Gerd Bacher ist "wirklich verzweifelt", klagt er im Gespräch mit dem STANDARD. Der längstdienende Generalintendant des ORF sieht sein Lebenswerk zerbröseln - und das durch die jüngste Programmreform des ORF.

Die ÖVP schießt sich wie berichtet auf die Anstalt, ihre alles andere als durchschlagende Programmreform und ORF-General Alexander Wrabetz ein - den "Hauptverantwortlichen" für die Quotenmisere, betonen im STANDARD-Interview unisono der Mediensprecher der ÖVP, Franz Morak, und der Fraktionschef der Bürgerlichen im Stiftungsrat, Franz Medwenitsch.

Neue Privatisierungsdebatte

Bacher sieht hinter den Angriffen eine neue Privatisierungsdebatte dräuen.

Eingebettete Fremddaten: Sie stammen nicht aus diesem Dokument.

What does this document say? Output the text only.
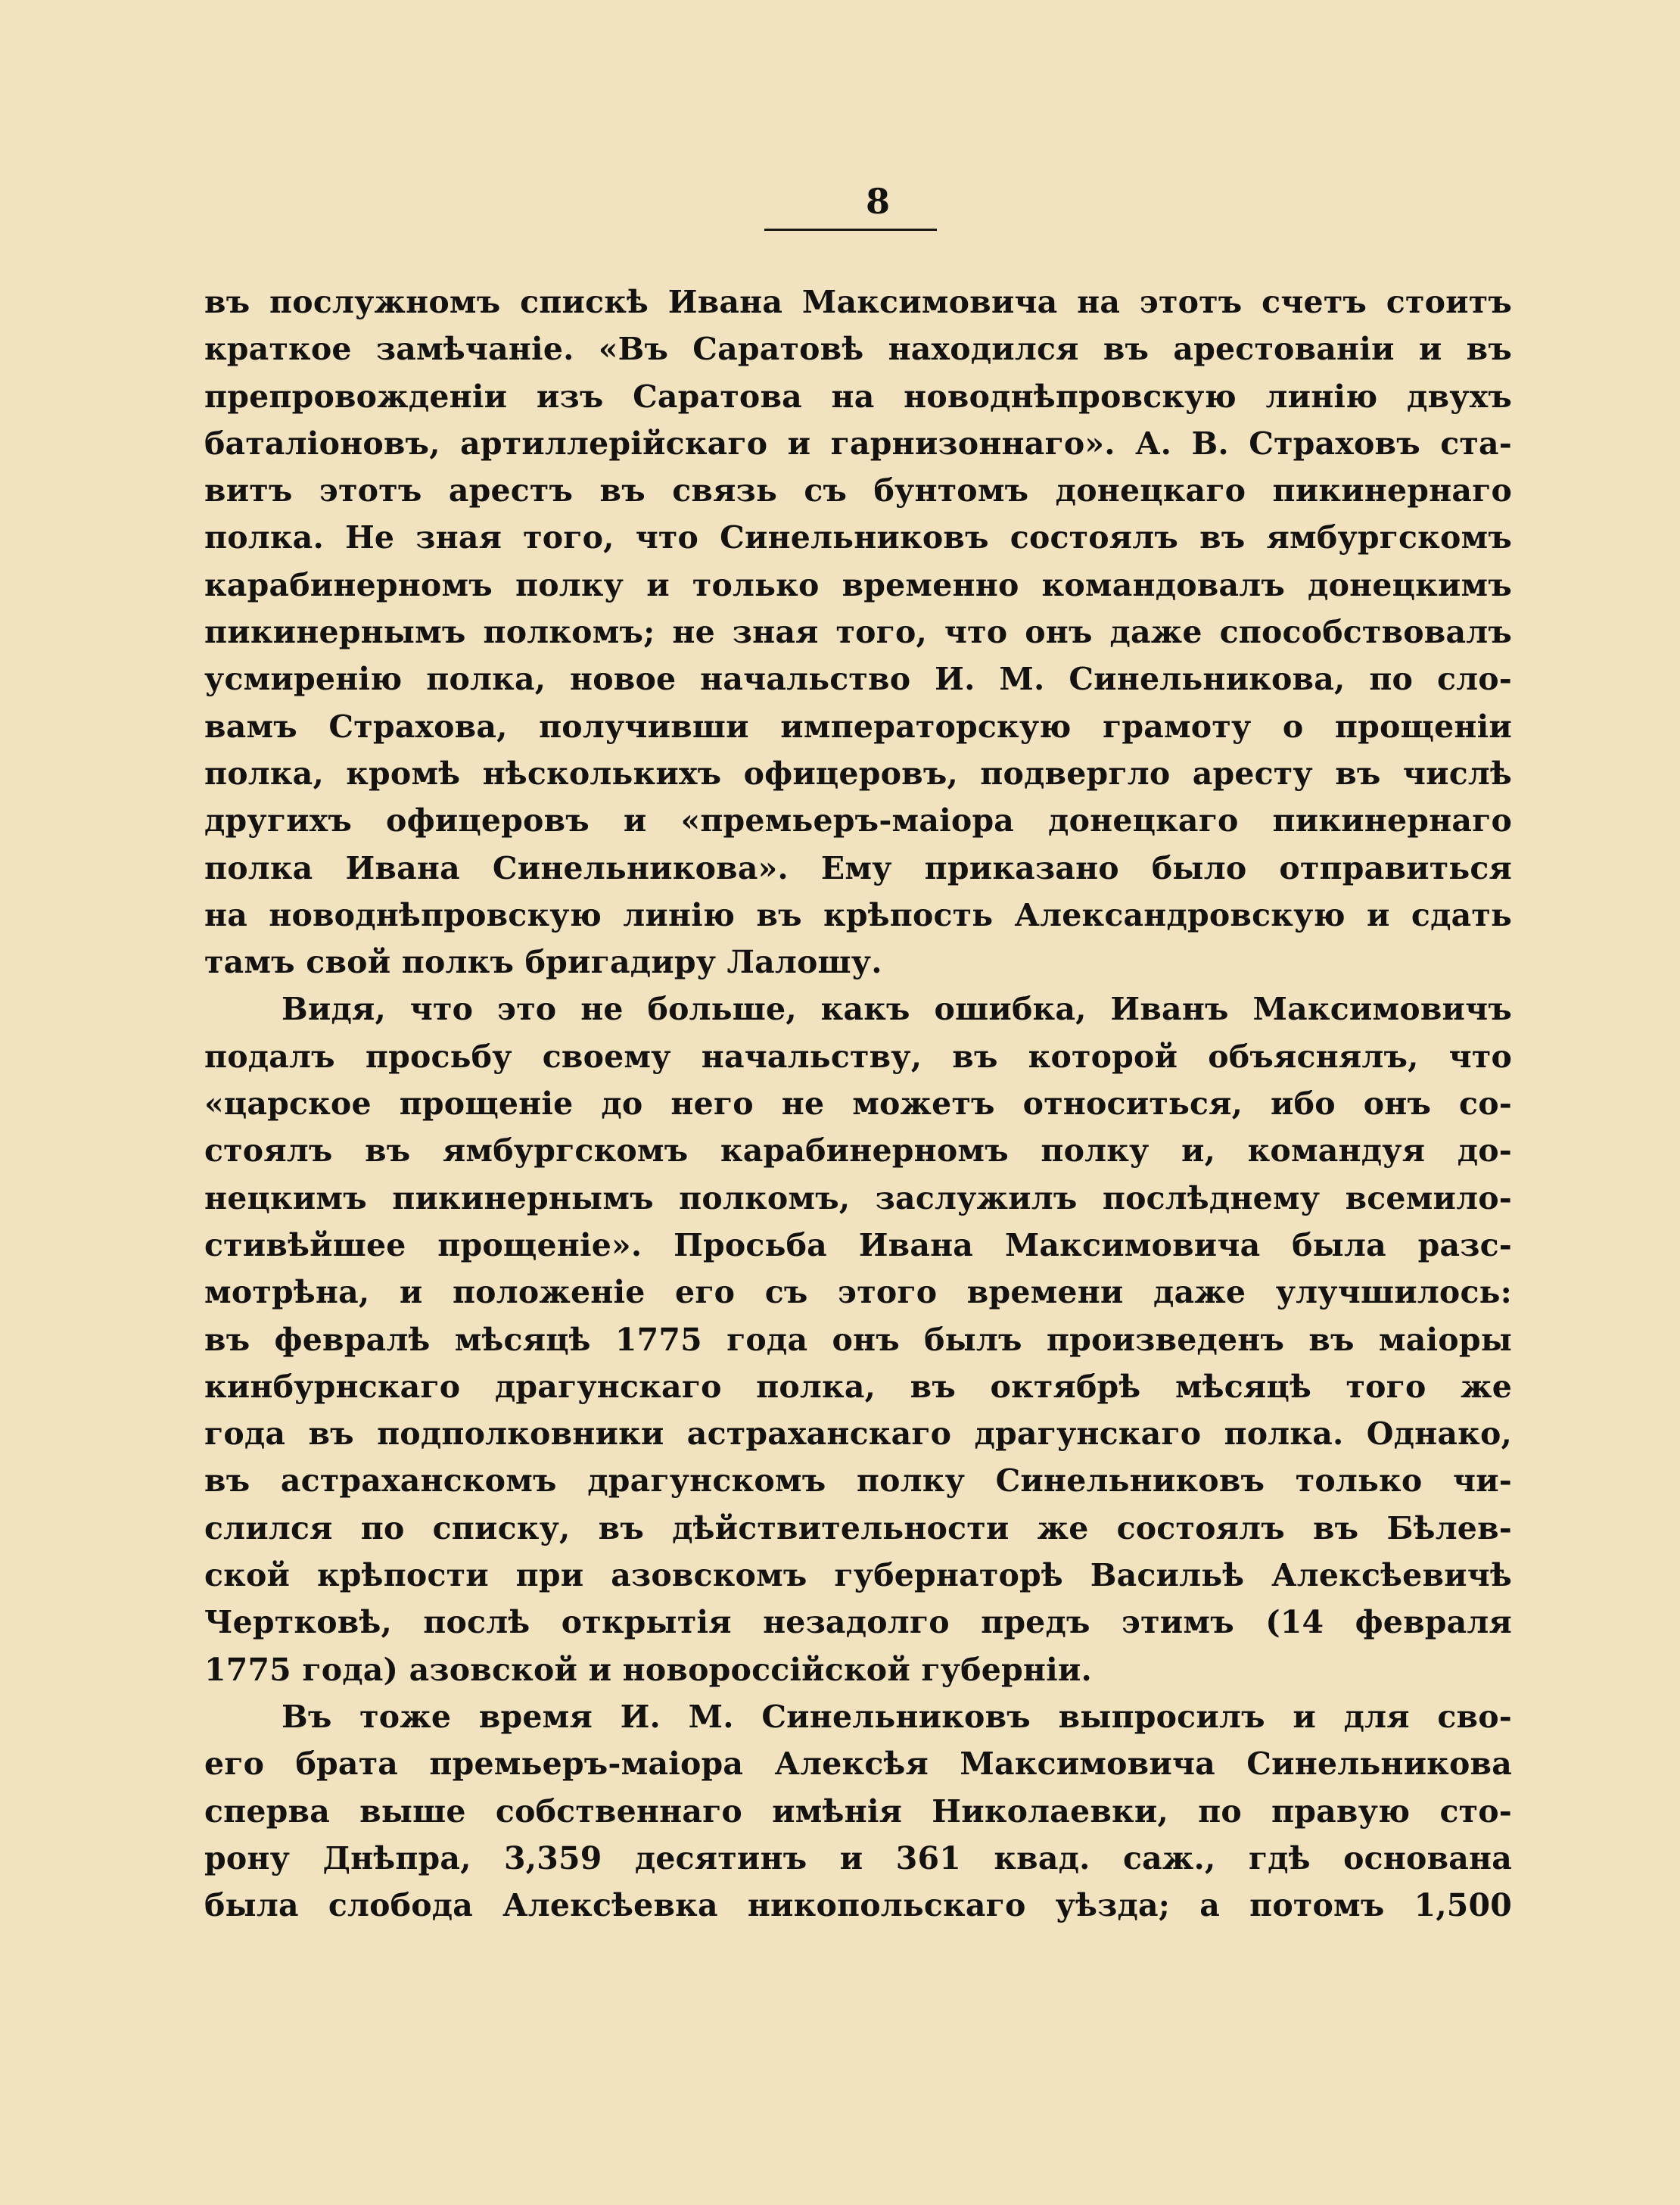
8
въ послужномъ спискѣ Ивана Максимовича на этотъ счетъ стоитъ
краткое замѣчаніе. «Въ Саратовѣ находился въ арестованіи и въ
препровожденіи изъ Саратова на новоднѣпровскую линію двухъ
баталіоновъ, артиллерійскаго и гарнизоннаго». А. В. Страховъ ста-
витъ этотъ арестъ въ связь съ бунтомъ донецкаго пикинернаго
полка. Не зная того, что Синельниковъ состоялъ въ ямбургскомъ
карабинерномъ полку и только временно командовалъ донецкимъ
пикинернымъ полкомъ; не зная того, что онъ даже способствовалъ
усмиренію полка, новое начальство И. М. Синельникова, по сло-
вамъ Страхова, получивши императорскую грамоту о прощеніи
полка, кромѣ нѣсколькихъ офицеровъ, подвергло аресту въ числѣ
другихъ офицеровъ и «премьеръ-маіора донецкаго пикинернаго
полка Ивана Синельникова». Ему приказано было отправиться
на новоднѣпровскую линію въ крѣпость Александровскую и сдать
тамъ свой полкъ бригадиру Лалошу.
Видя, что это не больше, какъ ошибка, Иванъ Максимовичъ
подалъ просьбу своему начальству, въ которой объяснялъ, что
«царское прощеніе до него не можетъ относиться, ибо онъ со-
стоялъ въ ямбургскомъ карабинерномъ полку и, командуя до-
нецкимъ пикинернымъ полкомъ, заслужилъ послѣднему всемило-
стивѣйшее прощеніе». Просьба Ивана Максимовича была разс-
мотрѣна, и положеніе его съ этого времени даже улучшилось:
въ февралѣ мѣсяцѣ 1775 года онъ былъ произведенъ въ маіоры
кинбурнскаго драгунскаго полка, въ октябрѣ мѣсяцѣ того же
года въ подполковники астраханскаго драгунскаго полка. Однако,
въ астраханскомъ драгунскомъ полку Синельниковъ только чи-
слился по списку, въ дѣйствительности же состоялъ въ Бѣлев-
ской крѣпости при азовскомъ губернаторѣ Васильѣ Алексѣевичѣ
Чертковѣ, послѣ открытія незадолго предъ этимъ (14 февраля
1775 года) азовской и новороссійской губерніи.
Въ тоже время И. М. Синельниковъ выпросилъ и для сво-
его брата премьеръ-маіора Алексѣя Максимовича Синельникова
сперва выше собственнаго имѣнія Николаевки, по правую сто-
рону Днѣпра, 3,359 десятинъ и 361 квад. саж., гдѣ основана
была слобода Алексѣевка никопольскаго уѣзда; а потомъ 1,500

Und nicht nur er: Noch aus der Zeit von ORF-Generalin Monika Lindner wissen weiland hochrangige Anstaltsinsider von stetem Interesse des Riesen Raiffeisen an ORF 1 zu berichten. Gespräche habe es auch über den Anteil der Bawag an ATV gegeben, aber das erschien den Giebelkreuzlern doch zu wenig lohnend.

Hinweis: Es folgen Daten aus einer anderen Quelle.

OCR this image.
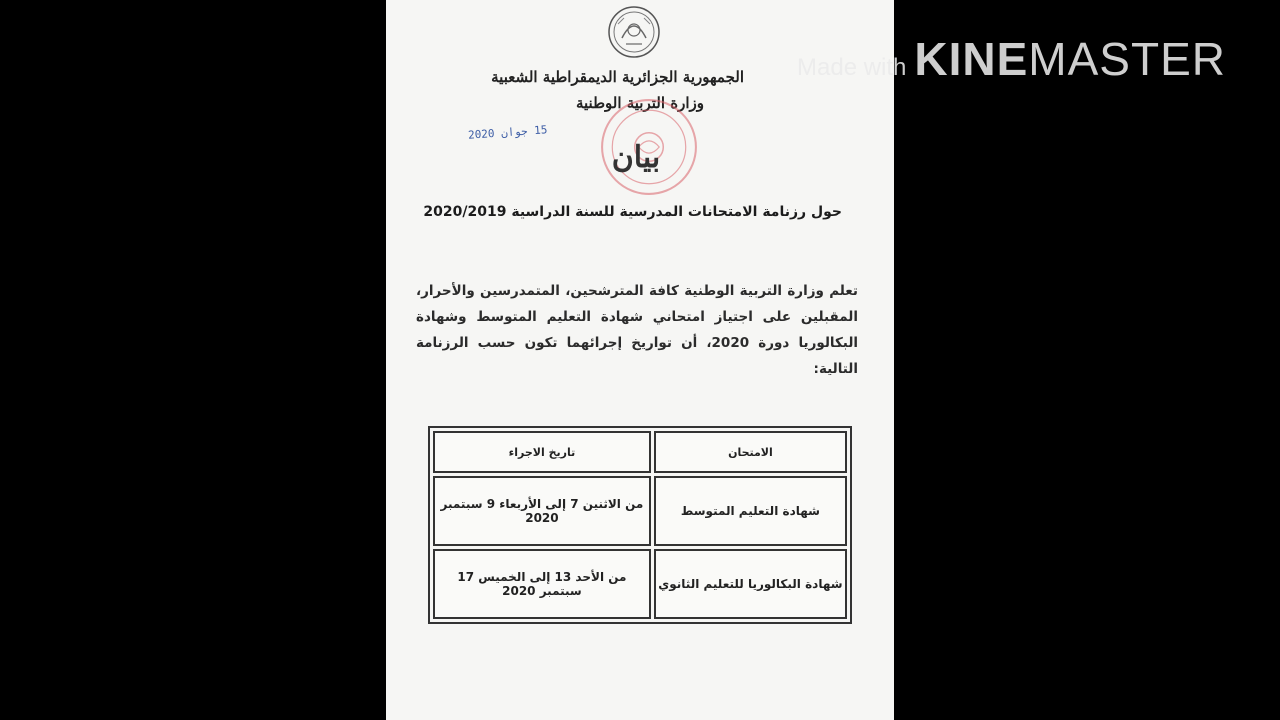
الجمهورية الجزائرية الديمقراطية الشعبية
وزارة التربية الوطنية
15 جوان 2020
بيان
حول رزنامة الامتحانات المدرسية للسنة الدراسية 2020/2019
تعلم وزارة التربية الوطنية كافة المترشحين، المتمدرسين والأحرار، المقبلين على اجتياز امتحاني شهادة التعليم المتوسط وشهادة البكالوريا دورة 2020، أن تواريخ إجرائهما تكون حسب الرزنامة التالية:
الامتحان	تاريخ الاجراء
شهادة التعليم المتوسط	من الاثنين 7 إلى الأربعاء 9 سبتمبر 2020
شهادة البكالوريا للتعليم الثانوي	من الأحد 13 إلى الخميس 17 سبتمبر 2020
Made with KINE MASTER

"Wenn nur die Parteien den ORF zerlegen wollen, ist das noch keine Gefahr", sagt Bacher: "Wenn aber der ORF dazu Vorschub leistet, dann wird es ernst." Der Altgeneral spielt auf das Ende der "ZiB"-Durchschaltung an - und auf den geringen Erfolg der Alternative in ORF 1, "Mitten im Achten", "Szene" & Co.

"Hetzjagd"

Zudem sieht Bacher eine "Hetzjagd" von Zeitungsverleger auf den ORF, die schon lange Radio- und Fernsehkanäle übernehmen wollten.

VP-Mediensprecher Franz Morak deutete Überlegungen zur Privatisierung von ORF 1 zuletzt im Gespräch mit dieser Zeitung an. Auf Nachfrage sagt er: "Programmlich ist das de facto schon passiert. Aber das war weder Ziel der Reform, noch wäre es wünschenswert."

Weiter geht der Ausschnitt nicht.